How to Calculate Stepper Speed

  1. Identify the motor’s step angle or effective microstep angle.
  2. Measure or enter the pulse frequency from the controller or driver.
  3. Apply the formula using degrees and hertz.
  4. Interpret the result as RPM, or convert it to angular speed if needed.

If your controller frequency is given in kHz, convert it to Hz before calculating. For example, 2.5 kHz means 2500 pulses per second.

Variable Notes

  • Step angle is the shaft rotation caused by one input pulse. A smaller step angle means more pulses are required for one revolution.
  • Pulse frequency is the pulse rate sent to the driver, usually from a motion controller, CNC board, PLC, or microcontroller.
  • RPM increases linearly with pulse frequency when step angle stays constant.

Example

Suppose a stepper motor has a step angle of 0.75° and receives 1000 pulses per second.

SS = 0.75/360 * 1000 * 60 = 125

The motor speed is 125 RPM.

If you want the same result in radians per minute, convert from RPM using:

\omega = SS * 2\pi
\omega = 125 * 2\pi \approx 785.4

So 125 RPM is approximately 785.4 rad/min.

Common Step Angles

Step Angle Steps per Revolution Typical Use
1.8° 200 Very common hybrid stepper motors
0.9° 400 Higher resolution positioning
7.5° 48 Coarser stepping applications
15° 24 Low-resolution stepping systems

Microstepping and Effective Step Angle

If your driver uses microstepping, the effective step angle becomes smaller than the motor’s full-step angle. That changes the speed calculation because more pulses are required for one full revolution.

a_{eff} = a_{full}/m

Where:

  • aeff = effective step angle
  • afull = full-step angle of the motor
  • m = microstep divisor such as 2, 4, 8, 16, or 32

For a 1.8° motor at 1/8 microstepping:

a_{eff} = 1.8/8 = 0.225^\circ

That means the controller must send many more pulses to achieve the same RPM.

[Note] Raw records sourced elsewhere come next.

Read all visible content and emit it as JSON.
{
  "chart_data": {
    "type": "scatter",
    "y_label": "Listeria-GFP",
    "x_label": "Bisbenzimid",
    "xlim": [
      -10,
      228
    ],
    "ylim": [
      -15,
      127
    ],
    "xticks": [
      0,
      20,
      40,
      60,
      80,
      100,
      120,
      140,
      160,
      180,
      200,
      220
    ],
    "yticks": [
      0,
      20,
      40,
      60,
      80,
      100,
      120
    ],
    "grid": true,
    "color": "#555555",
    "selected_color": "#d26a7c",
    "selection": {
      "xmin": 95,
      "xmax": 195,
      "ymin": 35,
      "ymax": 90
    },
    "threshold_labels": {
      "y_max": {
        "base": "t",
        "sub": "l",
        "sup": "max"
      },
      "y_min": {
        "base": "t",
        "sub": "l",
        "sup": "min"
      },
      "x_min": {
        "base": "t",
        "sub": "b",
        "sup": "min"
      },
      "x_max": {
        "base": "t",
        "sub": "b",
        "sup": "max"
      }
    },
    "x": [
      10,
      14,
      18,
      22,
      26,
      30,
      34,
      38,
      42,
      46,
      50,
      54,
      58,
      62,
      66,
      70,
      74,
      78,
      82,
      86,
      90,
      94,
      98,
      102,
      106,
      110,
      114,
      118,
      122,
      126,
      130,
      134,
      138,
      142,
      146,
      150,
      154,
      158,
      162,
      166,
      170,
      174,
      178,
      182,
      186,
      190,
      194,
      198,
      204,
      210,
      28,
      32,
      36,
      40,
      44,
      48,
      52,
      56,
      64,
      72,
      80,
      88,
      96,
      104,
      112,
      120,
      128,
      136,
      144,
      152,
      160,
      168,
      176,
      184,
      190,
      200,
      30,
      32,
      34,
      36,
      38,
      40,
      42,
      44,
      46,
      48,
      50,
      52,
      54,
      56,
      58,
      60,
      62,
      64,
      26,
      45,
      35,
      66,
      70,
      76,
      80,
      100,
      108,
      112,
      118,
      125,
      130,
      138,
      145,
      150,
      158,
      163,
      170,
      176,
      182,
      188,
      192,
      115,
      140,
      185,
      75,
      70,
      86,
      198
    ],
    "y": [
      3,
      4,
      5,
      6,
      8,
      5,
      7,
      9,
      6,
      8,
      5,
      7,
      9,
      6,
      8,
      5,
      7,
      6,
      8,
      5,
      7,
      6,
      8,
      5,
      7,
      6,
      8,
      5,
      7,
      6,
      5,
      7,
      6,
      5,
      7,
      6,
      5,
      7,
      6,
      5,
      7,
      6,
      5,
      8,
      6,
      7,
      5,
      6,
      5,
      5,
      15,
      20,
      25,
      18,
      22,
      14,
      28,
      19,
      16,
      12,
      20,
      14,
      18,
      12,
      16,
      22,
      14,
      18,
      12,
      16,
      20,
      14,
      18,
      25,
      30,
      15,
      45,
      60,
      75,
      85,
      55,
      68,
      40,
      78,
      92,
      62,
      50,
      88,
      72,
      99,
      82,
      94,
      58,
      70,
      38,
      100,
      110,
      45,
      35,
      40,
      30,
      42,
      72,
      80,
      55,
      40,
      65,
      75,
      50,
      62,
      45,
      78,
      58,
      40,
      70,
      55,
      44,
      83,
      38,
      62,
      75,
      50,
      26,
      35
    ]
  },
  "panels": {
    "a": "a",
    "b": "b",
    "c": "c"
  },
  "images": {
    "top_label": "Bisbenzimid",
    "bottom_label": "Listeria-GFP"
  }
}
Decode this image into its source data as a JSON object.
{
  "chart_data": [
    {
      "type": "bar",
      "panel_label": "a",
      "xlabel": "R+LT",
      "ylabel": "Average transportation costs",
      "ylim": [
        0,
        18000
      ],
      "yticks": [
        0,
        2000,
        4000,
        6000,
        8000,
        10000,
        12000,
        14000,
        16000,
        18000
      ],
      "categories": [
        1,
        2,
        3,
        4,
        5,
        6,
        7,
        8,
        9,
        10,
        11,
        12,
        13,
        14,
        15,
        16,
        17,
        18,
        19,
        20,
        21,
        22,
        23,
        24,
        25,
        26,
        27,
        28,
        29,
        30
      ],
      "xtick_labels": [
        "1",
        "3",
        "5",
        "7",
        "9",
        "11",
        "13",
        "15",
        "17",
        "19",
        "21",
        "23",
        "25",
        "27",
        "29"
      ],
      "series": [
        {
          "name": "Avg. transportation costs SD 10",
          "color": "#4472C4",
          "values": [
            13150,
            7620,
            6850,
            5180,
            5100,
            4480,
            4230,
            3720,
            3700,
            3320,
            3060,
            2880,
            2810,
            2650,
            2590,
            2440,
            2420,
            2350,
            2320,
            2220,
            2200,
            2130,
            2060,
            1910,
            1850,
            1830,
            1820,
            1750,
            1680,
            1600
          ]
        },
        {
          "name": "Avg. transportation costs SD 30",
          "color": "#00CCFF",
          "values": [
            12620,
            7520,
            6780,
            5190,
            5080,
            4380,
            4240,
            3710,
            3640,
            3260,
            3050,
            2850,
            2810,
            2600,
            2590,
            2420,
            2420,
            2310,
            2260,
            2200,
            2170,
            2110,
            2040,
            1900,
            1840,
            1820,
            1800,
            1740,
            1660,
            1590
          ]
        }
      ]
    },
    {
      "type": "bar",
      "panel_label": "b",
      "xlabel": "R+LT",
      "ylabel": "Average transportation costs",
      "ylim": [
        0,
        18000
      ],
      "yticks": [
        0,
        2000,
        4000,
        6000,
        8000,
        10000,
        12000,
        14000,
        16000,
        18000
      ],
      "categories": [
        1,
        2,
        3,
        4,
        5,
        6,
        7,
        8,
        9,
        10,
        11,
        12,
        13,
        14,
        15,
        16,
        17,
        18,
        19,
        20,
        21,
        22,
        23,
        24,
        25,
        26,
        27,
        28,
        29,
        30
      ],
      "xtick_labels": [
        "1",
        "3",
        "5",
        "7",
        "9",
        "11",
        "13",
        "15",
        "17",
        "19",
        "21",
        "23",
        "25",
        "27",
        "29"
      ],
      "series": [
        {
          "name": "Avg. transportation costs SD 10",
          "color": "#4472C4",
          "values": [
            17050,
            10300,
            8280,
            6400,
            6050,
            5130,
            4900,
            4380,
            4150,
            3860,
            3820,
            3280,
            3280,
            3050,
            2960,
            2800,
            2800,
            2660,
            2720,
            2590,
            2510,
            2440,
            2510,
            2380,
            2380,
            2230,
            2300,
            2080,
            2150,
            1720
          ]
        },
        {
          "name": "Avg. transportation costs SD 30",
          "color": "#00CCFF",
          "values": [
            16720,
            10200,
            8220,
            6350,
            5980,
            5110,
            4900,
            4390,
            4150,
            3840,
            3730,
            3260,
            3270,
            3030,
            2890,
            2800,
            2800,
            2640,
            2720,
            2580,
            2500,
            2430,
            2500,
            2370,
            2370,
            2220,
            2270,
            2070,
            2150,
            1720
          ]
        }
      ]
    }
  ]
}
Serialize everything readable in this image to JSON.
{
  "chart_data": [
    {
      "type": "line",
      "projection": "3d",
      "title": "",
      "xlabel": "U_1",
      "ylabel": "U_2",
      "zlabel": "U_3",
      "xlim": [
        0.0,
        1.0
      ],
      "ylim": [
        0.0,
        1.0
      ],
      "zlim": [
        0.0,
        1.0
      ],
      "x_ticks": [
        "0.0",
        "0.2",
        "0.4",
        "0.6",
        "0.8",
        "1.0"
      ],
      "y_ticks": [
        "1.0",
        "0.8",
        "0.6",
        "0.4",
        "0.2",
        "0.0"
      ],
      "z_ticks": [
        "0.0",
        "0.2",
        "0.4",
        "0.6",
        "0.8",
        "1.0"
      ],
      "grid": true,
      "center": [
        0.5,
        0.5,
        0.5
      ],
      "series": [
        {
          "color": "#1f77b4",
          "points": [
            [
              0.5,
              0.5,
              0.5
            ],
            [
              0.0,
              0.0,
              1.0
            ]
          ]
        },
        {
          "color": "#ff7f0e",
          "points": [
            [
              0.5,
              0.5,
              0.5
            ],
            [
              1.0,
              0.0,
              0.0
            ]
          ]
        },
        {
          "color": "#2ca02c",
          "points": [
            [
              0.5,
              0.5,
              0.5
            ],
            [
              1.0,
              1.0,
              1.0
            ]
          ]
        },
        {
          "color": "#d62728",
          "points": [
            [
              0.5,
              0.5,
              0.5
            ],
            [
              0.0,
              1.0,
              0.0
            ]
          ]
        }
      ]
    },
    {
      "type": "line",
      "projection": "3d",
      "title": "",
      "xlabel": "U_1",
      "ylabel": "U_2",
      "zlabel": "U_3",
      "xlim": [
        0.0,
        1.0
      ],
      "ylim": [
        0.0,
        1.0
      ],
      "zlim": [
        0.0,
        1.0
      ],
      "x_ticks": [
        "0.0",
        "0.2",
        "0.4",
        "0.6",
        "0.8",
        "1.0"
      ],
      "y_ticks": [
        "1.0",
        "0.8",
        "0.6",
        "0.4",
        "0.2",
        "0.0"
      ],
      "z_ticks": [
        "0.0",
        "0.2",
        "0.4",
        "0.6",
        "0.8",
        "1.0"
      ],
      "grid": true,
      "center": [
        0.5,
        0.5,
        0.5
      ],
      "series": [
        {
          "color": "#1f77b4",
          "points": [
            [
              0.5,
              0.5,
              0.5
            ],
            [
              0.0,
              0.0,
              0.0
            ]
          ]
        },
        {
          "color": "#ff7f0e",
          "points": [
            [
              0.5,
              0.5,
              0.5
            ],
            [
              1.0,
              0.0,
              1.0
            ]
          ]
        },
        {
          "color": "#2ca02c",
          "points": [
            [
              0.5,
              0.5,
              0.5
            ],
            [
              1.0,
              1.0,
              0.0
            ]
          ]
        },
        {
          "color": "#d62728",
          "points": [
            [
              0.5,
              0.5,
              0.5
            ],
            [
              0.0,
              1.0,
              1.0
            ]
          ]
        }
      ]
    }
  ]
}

Using Radians Instead of Degrees

If step angle is known in radians per pulse, the same concept can be written without converting to degrees:

SS = a_{rad}/(2\pi) * pf * 60

This is useful when your motion model or firmware already uses angular units in radians.

Practical Design Considerations

  • Higher pulse frequency increases commanded speed, but usable torque usually drops as speed rises.
  • Acceleration matters; a motor may not start reliably at a high pulse rate without a ramp.
  • Microstepping improves smoothness, but it also increases the pulse rate needed to reach a given RPM.
  • Load inertia and friction can limit the maximum speed before stalling occurs.
  • Driver voltage and current settings strongly affect high-speed performance.

Common Mistakes

  • Using the full-step angle when the driver is set to microstepping.
  • Entering frequency in kHz as if it were Hz.
  • Assuming commanded RPM is always the same as actual shaft RPM under load.
  • Mixing degrees and radians without converting units correctly.

Quick Interpretation

A larger step angle means more shaft rotation per pulse, so the motor reaches a higher RPM at the same pulse frequency. A smaller step angle means finer resolution, but it takes more pulses to complete one revolution, reducing RPM unless pulse frequency is increased.